The uneasy relationship that many of the transplant Russian environmental activists seemingly cultivated with indignant locals, often incensed at what researcher Maria Gunko dubbed “the Moscow gaze,” as in is the gaze of an arrogant subject, treads new ground in Yerevan’s future-history of urbanism. Shushan Grigoryan, a research fellow at the Institute for Security Analysis specifically referenced the fight against Yerevan’s air pollution in a study published on integration of Russian transplants into Armenian civic life. She described this form of civic participation as a “mode of political participation that occurred in less public settings but served as a means for them to disseminate their ideas and mobilize others.”

Despite growing demand for action, the municipality remains evasive on solutions. Mayor Avinyan claimed, in a December press conference, that industrial air quality monitoring stations which he had ordered in the wake of a previous public outcry show that human activity is responsible for only a small portion of the rise in pollution.

Still, over the winter, dust-retaining nets have quietly been installed around high-rise construction sites in the city, increased fines for burning leaves have been announced, and a new round of investment in electrified public-transport solutions has been announced.
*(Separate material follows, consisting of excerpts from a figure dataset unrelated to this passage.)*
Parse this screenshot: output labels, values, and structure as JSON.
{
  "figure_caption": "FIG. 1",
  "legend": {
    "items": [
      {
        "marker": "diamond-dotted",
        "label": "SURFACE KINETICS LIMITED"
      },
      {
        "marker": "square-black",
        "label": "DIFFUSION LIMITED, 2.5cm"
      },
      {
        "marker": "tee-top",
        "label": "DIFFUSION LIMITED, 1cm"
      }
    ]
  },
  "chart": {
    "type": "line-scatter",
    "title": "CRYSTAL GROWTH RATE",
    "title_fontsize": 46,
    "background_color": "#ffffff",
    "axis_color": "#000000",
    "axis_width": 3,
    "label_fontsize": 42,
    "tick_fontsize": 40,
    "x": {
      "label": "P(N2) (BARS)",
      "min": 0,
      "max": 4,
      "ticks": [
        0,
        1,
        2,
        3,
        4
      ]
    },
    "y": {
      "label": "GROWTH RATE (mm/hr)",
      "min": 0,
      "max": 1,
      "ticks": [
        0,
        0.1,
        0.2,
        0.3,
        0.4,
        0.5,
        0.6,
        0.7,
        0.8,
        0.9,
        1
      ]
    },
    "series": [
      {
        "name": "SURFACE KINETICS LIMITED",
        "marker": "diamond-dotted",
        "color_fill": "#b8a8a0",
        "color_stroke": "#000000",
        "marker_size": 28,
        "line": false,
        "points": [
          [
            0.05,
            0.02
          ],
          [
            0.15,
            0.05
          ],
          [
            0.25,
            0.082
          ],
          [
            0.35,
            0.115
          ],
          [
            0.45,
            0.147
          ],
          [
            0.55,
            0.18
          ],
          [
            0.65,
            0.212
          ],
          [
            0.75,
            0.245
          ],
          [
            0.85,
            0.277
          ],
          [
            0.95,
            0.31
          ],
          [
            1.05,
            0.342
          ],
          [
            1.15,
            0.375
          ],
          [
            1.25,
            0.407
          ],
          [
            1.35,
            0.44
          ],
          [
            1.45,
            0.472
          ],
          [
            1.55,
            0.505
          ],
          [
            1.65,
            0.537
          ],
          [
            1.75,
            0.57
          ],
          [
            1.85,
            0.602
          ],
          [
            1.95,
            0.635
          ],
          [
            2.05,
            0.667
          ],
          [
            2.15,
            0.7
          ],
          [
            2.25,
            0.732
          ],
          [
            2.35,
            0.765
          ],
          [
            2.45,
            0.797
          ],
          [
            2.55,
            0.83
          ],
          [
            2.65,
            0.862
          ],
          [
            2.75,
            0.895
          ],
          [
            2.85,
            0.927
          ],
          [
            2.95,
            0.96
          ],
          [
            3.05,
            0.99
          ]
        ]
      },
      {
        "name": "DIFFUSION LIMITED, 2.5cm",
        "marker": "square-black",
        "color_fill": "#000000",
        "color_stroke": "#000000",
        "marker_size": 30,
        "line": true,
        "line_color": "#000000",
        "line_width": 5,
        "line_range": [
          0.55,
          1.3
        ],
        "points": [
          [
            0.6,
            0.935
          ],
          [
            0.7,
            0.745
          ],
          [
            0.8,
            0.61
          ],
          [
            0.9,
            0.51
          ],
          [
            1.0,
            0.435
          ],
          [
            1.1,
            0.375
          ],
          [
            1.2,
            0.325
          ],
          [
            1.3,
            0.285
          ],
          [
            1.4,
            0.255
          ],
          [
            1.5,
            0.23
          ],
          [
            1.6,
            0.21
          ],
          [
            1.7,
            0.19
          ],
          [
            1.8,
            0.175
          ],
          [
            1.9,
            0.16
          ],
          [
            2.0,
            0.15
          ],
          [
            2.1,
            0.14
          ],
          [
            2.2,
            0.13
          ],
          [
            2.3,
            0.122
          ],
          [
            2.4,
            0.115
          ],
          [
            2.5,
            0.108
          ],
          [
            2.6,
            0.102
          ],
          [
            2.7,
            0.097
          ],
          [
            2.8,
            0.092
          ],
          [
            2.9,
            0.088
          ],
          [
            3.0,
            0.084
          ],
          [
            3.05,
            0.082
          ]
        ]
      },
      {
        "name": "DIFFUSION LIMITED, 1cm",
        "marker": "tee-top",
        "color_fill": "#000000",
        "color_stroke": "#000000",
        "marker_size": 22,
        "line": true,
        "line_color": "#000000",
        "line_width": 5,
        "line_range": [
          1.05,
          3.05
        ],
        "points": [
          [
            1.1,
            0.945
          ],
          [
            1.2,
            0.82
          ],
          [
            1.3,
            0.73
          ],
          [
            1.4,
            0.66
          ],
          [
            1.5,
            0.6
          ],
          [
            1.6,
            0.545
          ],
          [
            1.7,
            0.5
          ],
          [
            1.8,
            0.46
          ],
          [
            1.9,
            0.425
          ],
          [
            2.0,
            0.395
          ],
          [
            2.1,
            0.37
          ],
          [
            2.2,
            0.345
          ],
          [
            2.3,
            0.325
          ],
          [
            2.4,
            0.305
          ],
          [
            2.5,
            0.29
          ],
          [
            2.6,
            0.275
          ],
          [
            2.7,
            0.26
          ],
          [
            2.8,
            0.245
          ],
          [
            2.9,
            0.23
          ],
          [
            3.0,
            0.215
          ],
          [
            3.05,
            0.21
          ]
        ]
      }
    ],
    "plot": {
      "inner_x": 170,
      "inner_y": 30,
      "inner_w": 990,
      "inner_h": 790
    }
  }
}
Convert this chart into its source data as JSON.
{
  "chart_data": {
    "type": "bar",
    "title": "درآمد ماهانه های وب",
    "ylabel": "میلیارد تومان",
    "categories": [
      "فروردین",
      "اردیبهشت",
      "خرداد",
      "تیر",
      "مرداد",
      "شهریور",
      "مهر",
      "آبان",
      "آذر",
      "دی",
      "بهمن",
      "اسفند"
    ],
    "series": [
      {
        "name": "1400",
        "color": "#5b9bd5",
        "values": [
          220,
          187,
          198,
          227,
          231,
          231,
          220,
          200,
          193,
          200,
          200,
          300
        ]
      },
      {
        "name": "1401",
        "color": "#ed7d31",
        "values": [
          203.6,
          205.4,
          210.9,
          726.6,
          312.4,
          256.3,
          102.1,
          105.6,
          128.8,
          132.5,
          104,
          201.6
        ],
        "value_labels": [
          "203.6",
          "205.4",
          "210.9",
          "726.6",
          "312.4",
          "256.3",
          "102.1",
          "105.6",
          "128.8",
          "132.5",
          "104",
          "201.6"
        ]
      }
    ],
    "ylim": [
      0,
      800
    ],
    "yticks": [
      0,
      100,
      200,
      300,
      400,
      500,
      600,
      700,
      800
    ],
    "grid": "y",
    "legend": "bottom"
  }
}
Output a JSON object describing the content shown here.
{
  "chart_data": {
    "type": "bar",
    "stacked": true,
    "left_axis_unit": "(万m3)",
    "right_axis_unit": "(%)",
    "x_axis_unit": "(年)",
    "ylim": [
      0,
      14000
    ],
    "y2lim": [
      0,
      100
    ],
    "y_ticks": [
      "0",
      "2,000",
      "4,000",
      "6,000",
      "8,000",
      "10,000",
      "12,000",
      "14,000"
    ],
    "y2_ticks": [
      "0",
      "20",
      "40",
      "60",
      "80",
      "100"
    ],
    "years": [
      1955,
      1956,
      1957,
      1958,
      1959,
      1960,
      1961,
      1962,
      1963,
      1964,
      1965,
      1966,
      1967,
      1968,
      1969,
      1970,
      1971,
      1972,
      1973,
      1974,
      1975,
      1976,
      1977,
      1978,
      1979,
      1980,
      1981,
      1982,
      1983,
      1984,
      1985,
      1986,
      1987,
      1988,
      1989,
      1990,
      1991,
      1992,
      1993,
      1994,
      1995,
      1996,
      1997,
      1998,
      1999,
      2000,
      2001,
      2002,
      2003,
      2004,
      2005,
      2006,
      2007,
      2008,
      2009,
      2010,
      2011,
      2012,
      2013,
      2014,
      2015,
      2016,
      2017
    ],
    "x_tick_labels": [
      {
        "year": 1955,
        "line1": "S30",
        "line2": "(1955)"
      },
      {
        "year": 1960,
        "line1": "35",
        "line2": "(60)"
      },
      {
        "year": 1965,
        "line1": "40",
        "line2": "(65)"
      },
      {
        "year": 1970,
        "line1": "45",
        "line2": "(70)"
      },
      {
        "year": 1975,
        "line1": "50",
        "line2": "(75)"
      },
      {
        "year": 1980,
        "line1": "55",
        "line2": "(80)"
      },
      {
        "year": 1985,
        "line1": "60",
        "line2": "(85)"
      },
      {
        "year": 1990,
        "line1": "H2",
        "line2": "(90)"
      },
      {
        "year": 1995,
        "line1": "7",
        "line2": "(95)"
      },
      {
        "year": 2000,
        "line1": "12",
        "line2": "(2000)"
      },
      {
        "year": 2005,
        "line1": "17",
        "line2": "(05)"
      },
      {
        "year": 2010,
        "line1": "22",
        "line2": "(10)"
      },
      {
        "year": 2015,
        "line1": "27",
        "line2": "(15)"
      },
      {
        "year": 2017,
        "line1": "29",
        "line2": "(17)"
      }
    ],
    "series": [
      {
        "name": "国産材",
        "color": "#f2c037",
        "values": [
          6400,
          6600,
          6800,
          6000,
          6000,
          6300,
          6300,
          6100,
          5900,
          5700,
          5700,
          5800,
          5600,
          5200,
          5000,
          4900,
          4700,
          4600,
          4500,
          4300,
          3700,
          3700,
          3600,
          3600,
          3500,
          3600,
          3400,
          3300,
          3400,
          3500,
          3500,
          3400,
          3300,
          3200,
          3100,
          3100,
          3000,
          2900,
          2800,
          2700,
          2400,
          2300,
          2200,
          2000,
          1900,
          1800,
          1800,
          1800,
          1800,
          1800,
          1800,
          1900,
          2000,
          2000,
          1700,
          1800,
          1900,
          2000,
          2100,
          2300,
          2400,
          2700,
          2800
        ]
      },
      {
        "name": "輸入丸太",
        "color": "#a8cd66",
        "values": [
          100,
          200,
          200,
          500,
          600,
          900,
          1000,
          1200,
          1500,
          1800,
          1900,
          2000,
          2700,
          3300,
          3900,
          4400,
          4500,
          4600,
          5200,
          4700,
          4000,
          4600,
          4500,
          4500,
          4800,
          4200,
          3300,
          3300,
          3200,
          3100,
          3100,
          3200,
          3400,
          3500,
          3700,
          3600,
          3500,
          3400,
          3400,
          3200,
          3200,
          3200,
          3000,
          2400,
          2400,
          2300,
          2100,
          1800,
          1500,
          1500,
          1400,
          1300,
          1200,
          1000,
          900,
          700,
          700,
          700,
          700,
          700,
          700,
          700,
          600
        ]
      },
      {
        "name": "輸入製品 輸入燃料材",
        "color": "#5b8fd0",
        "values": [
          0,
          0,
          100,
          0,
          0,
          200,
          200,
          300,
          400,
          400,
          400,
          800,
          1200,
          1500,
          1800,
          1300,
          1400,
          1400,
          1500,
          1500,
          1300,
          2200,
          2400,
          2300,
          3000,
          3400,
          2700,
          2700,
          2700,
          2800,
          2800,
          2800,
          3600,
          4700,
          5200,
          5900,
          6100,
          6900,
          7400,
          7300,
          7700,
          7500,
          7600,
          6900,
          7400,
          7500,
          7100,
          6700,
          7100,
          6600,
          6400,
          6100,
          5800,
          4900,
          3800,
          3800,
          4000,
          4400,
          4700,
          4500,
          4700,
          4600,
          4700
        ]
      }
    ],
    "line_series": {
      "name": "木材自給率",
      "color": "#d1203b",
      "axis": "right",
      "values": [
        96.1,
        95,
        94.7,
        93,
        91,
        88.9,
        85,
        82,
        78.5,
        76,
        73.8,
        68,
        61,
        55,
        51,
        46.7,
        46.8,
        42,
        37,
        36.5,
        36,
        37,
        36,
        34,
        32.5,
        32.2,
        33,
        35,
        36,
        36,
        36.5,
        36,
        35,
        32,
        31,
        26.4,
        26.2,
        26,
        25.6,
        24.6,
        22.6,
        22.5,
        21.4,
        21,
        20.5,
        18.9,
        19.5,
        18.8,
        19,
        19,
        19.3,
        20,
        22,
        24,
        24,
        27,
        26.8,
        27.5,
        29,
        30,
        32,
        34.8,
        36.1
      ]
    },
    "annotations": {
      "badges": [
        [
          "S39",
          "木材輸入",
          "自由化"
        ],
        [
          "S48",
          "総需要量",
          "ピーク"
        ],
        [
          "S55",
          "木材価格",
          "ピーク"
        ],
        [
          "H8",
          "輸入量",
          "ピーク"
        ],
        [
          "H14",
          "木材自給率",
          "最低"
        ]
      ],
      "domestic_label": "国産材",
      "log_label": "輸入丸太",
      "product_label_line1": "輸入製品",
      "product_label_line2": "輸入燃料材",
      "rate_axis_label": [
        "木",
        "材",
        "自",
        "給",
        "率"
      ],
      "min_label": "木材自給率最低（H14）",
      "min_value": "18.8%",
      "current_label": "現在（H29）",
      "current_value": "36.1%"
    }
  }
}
A tender process is exploring options to replace the fire-prone Nubarashen landfill with a modern recycling facility. The national government also set up an ‘anti-pollution taskforce’. Yet, air monitoring websites for Yerevan continue to recommend avoiding outdoor exercise, wearing masks outside, closing windows, and running air purifiers. The march, which Petrosyan attended, was not met by any representative of the municipal government. Yerevan isn’t the first municipality to face chronic smog issues, yet questions remain as to whether lessons learned elsewhere will be studied in the city older than Rome.